Short jokes
Why can't you fool an aborted baby?
Because it wasn't born yesterday.
A blind kid accidentally touches the emo kid's wrist and says, "I'm not reading all of that!"
Who's the closest family member to Paul Walker?
Answer: The tree.
I found a dog outside a store, so I took him home with me.
The dog was standing outside a blind supplies store.
How could the German people fall for Hitler and the Nazis?
There were an awful lot of red flags!
This disabled girl started rolling after me, so I ran to the stairs.
How did the rape victim on a diet lose 21 grams?
She died.
Why did Technoblade die?
Because God wished him dead for all the orphans he made fun of.
George, when I saw your face, I had to shoot you with a Nerf gun. If you died, wimp.

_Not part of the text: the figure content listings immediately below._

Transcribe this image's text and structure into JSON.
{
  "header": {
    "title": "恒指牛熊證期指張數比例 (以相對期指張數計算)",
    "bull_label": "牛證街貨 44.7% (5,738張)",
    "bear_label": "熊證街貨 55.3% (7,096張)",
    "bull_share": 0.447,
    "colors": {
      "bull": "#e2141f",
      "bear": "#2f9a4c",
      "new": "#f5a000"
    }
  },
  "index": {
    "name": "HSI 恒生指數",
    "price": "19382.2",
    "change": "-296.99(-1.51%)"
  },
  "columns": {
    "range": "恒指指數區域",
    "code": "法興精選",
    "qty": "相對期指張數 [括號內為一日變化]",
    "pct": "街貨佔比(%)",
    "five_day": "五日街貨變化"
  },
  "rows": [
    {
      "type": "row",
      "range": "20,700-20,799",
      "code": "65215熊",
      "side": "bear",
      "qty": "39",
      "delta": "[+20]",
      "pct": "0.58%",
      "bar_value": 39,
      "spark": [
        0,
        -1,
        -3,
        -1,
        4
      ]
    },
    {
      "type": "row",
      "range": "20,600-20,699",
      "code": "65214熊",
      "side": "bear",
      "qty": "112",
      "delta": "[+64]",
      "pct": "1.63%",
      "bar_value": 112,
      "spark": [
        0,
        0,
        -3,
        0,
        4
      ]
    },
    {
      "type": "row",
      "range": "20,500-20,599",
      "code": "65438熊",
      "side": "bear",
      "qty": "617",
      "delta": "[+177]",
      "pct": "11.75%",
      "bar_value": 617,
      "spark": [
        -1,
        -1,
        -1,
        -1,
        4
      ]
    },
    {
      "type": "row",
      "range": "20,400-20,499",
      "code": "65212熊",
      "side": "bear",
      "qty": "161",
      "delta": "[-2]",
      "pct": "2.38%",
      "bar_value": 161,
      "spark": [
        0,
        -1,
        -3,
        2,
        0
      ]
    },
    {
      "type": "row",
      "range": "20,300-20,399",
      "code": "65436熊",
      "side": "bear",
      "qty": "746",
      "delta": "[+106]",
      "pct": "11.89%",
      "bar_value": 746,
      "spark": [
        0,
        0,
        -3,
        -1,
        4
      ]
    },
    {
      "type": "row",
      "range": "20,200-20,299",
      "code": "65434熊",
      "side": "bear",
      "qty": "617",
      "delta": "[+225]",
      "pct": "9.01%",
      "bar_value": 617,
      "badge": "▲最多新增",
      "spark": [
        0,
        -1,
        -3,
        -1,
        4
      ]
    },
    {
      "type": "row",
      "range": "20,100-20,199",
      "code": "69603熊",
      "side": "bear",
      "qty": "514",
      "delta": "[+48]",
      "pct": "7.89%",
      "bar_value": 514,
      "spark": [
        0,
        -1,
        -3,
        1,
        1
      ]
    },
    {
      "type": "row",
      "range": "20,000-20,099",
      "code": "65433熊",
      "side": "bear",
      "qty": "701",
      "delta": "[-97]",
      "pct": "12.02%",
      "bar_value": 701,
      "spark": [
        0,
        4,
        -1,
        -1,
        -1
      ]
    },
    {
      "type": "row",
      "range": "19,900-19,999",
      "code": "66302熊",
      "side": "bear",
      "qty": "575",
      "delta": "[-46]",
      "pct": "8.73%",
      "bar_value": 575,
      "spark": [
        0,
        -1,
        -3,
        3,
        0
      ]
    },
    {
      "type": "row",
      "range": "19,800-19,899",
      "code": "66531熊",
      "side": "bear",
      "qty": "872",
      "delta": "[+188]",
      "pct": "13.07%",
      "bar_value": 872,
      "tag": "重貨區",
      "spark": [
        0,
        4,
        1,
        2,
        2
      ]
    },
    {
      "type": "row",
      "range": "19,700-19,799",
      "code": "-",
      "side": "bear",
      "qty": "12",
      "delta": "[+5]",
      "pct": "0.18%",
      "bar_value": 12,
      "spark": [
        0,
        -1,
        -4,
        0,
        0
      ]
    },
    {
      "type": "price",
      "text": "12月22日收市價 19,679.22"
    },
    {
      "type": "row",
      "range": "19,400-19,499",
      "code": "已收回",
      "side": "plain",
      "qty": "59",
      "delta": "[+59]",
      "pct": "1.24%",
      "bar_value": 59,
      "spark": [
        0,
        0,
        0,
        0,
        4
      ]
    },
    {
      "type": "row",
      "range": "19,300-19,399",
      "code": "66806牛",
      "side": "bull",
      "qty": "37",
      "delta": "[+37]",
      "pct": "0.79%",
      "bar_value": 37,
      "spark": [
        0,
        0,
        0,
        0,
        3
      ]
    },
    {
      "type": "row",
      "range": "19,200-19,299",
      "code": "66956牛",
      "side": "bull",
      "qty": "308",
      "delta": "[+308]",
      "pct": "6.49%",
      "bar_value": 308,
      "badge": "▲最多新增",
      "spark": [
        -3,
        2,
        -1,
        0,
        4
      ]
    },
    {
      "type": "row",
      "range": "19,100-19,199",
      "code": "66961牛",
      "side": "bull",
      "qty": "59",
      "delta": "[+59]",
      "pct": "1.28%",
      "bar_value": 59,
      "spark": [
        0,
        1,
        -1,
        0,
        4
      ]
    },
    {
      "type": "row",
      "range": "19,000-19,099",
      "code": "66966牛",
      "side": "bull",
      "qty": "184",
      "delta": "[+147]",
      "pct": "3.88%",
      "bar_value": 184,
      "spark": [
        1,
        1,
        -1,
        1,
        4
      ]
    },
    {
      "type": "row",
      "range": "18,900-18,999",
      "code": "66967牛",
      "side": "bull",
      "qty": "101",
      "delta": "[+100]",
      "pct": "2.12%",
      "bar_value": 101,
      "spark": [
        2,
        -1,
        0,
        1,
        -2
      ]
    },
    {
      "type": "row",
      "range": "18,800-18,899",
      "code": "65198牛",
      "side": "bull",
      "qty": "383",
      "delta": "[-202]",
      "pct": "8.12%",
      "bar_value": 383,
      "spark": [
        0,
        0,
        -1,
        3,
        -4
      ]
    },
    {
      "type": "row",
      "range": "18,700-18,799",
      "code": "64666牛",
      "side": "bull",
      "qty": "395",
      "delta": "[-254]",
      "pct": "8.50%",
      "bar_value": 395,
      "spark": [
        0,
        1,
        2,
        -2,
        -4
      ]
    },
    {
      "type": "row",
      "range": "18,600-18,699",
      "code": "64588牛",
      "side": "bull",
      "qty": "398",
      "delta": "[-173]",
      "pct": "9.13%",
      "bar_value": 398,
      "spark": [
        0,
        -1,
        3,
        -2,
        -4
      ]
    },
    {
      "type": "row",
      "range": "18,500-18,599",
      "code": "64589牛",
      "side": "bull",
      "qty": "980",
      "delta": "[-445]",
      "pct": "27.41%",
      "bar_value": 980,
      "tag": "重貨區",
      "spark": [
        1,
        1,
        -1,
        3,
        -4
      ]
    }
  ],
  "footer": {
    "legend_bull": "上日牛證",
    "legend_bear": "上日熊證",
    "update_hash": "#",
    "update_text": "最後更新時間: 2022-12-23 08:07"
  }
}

Yo mama's such a milf, she deserves a tongue punch in the fart box.
Are you a printer? Because you turn my soft copy into a hard copy. Dark..Humor :)
I told a 9/11 joke to my friends today.
It didn't land well.
What do you call a surprised Chinese man?
Ho Lee Fuk.
You're so fat that when you got on the scales, they said, "I need your weight, not your phone number!"
What should you do after banging the tightest pussy?..
Just put the diaper on her π
"Mmmmmmmm, daddy, f*ck me harder. I love you, daddy, mmmm. I luv your cock, mmmm, lick me, lick my clit, daddy!"
Dick cheese, booty hole, yellow cum shot, anal shit, dick hole, ass brownies.
Republicunts/Cuntservaturds.
How did they lose 2 Towers?
Reason: They just fell, just like how it did in Jenga.
(I d*n't care if it's a bad joke, ok?)
The kids at Robb Elementary School went in to read books. Instead, they got dozens of magazines.